Host Diana Korte speaks with Musicologist and Washington University Professor of Music Todd Decker,  who specializes  in commercial US popular music, about the first of his five books, “Music Makes Me: Fred Astaire and Jazz.”                                            Is stunning dancer and singer Fred Astaire also one of the great jazz artists of the twentieth century? He is best known for his unforgettable dancing in the movie musicals of the 1930s, but in Music Makes Me, Todd Decker argues that Astaire’s work as a dancer and choreographer—particularly in the realm of tap dancing—made a significant contribution to the art of jazz.   In 30 films from the 1930s to the 1950s, he danced elegantly—often to jazz--with the leading women dancers of the day including 10 times with fan favorite Ginger Rogers.

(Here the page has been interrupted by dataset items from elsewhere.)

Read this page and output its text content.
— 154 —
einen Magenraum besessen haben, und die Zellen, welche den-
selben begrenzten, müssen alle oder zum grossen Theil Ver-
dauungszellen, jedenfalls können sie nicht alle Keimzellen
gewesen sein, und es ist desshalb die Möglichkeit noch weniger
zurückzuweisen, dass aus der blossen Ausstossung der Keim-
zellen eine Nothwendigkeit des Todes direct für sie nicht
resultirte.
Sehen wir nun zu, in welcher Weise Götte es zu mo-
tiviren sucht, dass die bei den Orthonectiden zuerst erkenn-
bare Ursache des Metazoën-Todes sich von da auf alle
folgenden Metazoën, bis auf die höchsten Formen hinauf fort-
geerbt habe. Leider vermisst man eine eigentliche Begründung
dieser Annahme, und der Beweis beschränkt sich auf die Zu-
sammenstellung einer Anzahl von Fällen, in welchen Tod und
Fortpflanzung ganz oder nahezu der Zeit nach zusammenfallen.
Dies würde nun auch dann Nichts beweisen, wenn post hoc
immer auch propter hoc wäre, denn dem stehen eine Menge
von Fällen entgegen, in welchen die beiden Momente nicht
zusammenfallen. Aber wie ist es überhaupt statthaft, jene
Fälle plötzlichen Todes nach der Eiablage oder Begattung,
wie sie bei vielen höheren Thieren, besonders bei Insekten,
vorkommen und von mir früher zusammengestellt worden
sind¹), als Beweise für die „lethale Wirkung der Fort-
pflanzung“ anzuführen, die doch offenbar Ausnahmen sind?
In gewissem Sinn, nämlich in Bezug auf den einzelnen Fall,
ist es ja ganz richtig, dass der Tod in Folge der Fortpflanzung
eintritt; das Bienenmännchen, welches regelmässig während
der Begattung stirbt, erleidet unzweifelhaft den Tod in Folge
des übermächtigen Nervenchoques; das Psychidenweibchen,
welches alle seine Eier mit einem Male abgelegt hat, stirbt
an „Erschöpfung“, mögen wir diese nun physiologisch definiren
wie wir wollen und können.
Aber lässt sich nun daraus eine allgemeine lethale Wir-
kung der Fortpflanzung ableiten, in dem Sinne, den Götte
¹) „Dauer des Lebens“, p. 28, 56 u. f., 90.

Among his most popular movies were the timeless classics Top Hat,You Were Never Lovelier, and Swing Time.          
Host Diana Korte speaks with New Zealand-born, Australia-raised, Brooklyn-based writer Ella Morton  who co-authored the first title in this book collection, the “Atlas Obscura: An Explorer’s Guide To The World’s Hidden Wonders.” For sure this is not your usual travel guide. In a 2017 conversation with me, Ella describes the book’s beginnings and how it came to be filled with some 700 sights you’ve likely not seen. Not many people have. Such as the Stairway to Heaven in Hawaii, the secret apartment in the Eiffel Tower and that flaming hole in the Turkmenistan desert. The most recent book in the Atlas Obscura collection, published in 2024, is “Wild Life: An Explorer's Guide to the World's Living Wonders.”              
Salman Rushdie, author of more than 20 books, spoke with me in 2019 about his “Quichotte: A Novel,” a  contemporary story about chaotic political times that live on today.    He takes readers on a road journey across America in a Chevy Cruze.  Rushdie’s road traveler, Quichotte, is a simple man who has watched too much television.     Perhaps because of that, it’s an anything-can-happen sort of trip sprinkled with cyber-spies, opioids, science fiction, racism of course, all mixed in with heavy doses of family ties real or imagined.    Born in India, mostly educated in England, and a current long-time resident of New York City, Rushdie’s published work includes novels, books of non-fiction, a memoir and children’s books.